Just a few short days ago the UKÂ broadsheet newspaper; the Sunday Times, named the annual recipient of it’s annual Business Person of the Year award. But the winner was not the CEO of the world’s biggest commodities trading companies (as in 2012- Ivan Glasenburg), or the Chief Executive of the Royal Mail or supermarket giant Tesco (a la 2013 and 2010 respectively). This year, the Business Person of the Year was named as Betfair’s Chief Executive, Breon Corcoran.
Breon Corcoran joined Betfair from Paddy Power in 2012, and has been pivotal in the orchestration of the merger between the two- just one of the reasons he was earmarked for the award. In the special feature which ran in the Sunday Times on the 27th December, Corcoran was praised for steering Betfair from its  post IPO decline back in 2011 to its current position as a leading enterprise in the UK. And when the long-awaited £1billion+ Betfair/Paddy Power merger completes in the coming month? Corcoran will take the place of CEO at the helm of the newly formed company.
There is no doubt in our minds, however, that while Corcoran will be pleased to receive this title from the Sunday Times, he is recompensed heartily for his efforts. News reports place the married father of three’s annual salary from Betfair at £528,000 a year, with a bonus given this year of just shy of a million. Upon joining the company he was also promised a ‘Golden Hello’; a package of shares worth £10 million, and this too was paid out this year.

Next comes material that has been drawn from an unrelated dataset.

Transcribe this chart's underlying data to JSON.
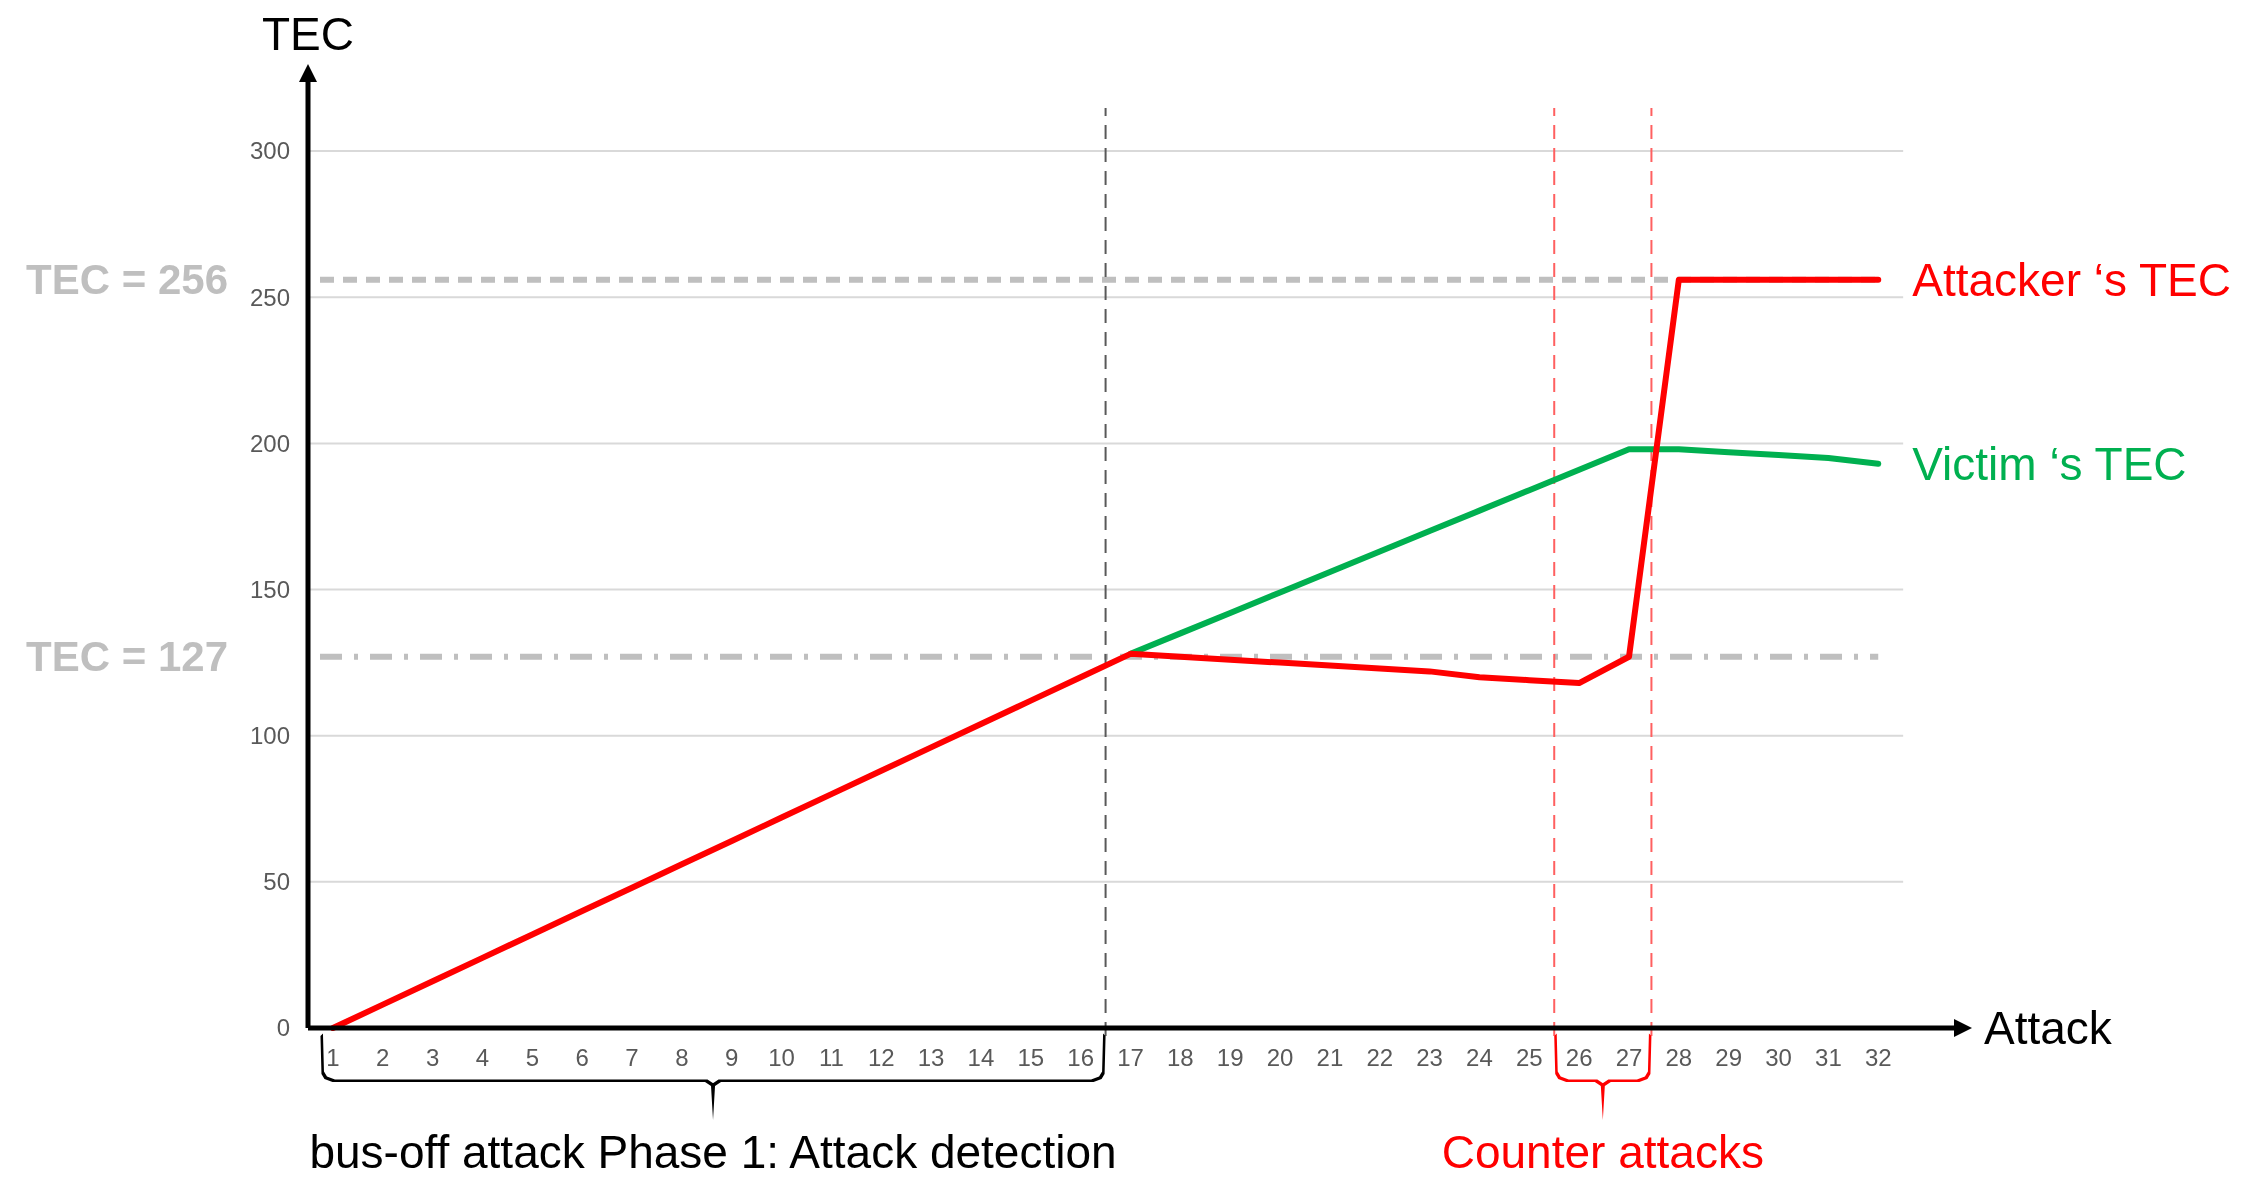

Large as these payments may be, Betfair seem more than happy to pay up. Their share value increased from £750million in 2012 to £2.3billion in July of 2015, along with a boost to their visitor numbers- a 250% increase in UK customers over the same period. In addition to this, Corcoran has led a shift in the company’s focus, leading to a smaller number of customers from countries where online gambling is frowned upon by regulators (just 18% of their revenue now comes from what they dub “unsustainable markets”)- something that can only be considered a positive change.